Luckily for those housing a defined benefit deficit the risk-based levy payable to the Pension Protection Fund is to be calculated as of March 31 this year, when equity markets were on the rise and, according to an estimate from Stephen Yeo, a senior consultant at Watson Wyatt, the overall final salary (defined benefits) pension deficits were calculated to have fallen from £64bn at the beginning of March this year to £44bn by the end of the month. This calculation was for deficits faced by FTSE100 companies. The payments to be made into the Pension Protection Fund are based on deficits as of March 31 each year in conjunction with an insolvency score, devised by Dun & Bradstreet, which is supposed to indicate the likelihood of the insolvency of the sponsoring employer. The payment is made up of a standard levy, relative to size etc, and a risk-assessed based levy.

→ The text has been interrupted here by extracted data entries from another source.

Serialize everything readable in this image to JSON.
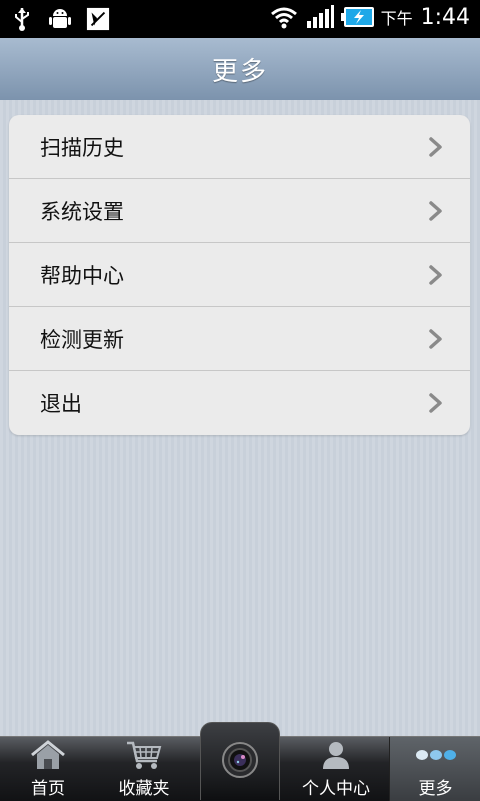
{
  "status_bar": {
    "ampm": "下午",
    "time": "1:44",
    "icons": [
      "usb-icon",
      "android-debug-icon",
      "no-sim-icon",
      "wifi-icon",
      "signal-icon",
      "battery-charging-icon"
    ]
  },
  "header": {
    "title": "更多"
  },
  "menu": {
    "items": [
      {
        "label": "扫描历史"
      },
      {
        "label": "系统设置"
      },
      {
        "label": "帮助中心"
      },
      {
        "label": "检测更新"
      },
      {
        "label": "退出"
      }
    ]
  },
  "tabbar": {
    "tabs": [
      {
        "label": "首页",
        "icon": "home-icon"
      },
      {
        "label": "收藏夹",
        "icon": "cart-icon"
      },
      {
        "label": "",
        "icon": "camera-icon"
      },
      {
        "label": "个人中心",
        "icon": "user-icon"
      },
      {
        "label": "更多",
        "icon": "more-dots-icon"
      }
    ],
    "active": "更多"
  },
  "colors": {
    "title_bar": "#8ea3bb",
    "menu_bg": "#ebebeb",
    "more_dots": "#4fb0e8"
  }
}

Now that equity markets have suffered a month or two of falls and jitters, it just goes to show how volatile the pension situation can be. And as such it’s easy to see why the likes of Wood and Truell see a great market opportunity in creating certainty for any company with a defined benefit scheme, unfunded or not, and in private equity terms possibly being able to remove a significant hurdle to either investments or exits happening within portfolios.

Pension Protection Fund:

Qualifying Conditions

The Pensions Act 2004 sets out the conditions that must be met for the Pension Protection Fund to assume responsibility for a scheme. Key criteria follow:

a) the scheme must be a scheme, which is eligible for the Pension Protection Fund

b) the scheme must not have commenced wind up before 6 April 2005

c) an insolvency event must have occurred in relation to the scheme’s employer, which is a qualifying insolvency event

d) there must be no chance that the scheme can be rescued and

e) there must be insufficient assets in the scheme to secure benefits on wind up that are at least equal to the compensation that the Pension Protection Fund would pay if it assumed responsibility for the scheme.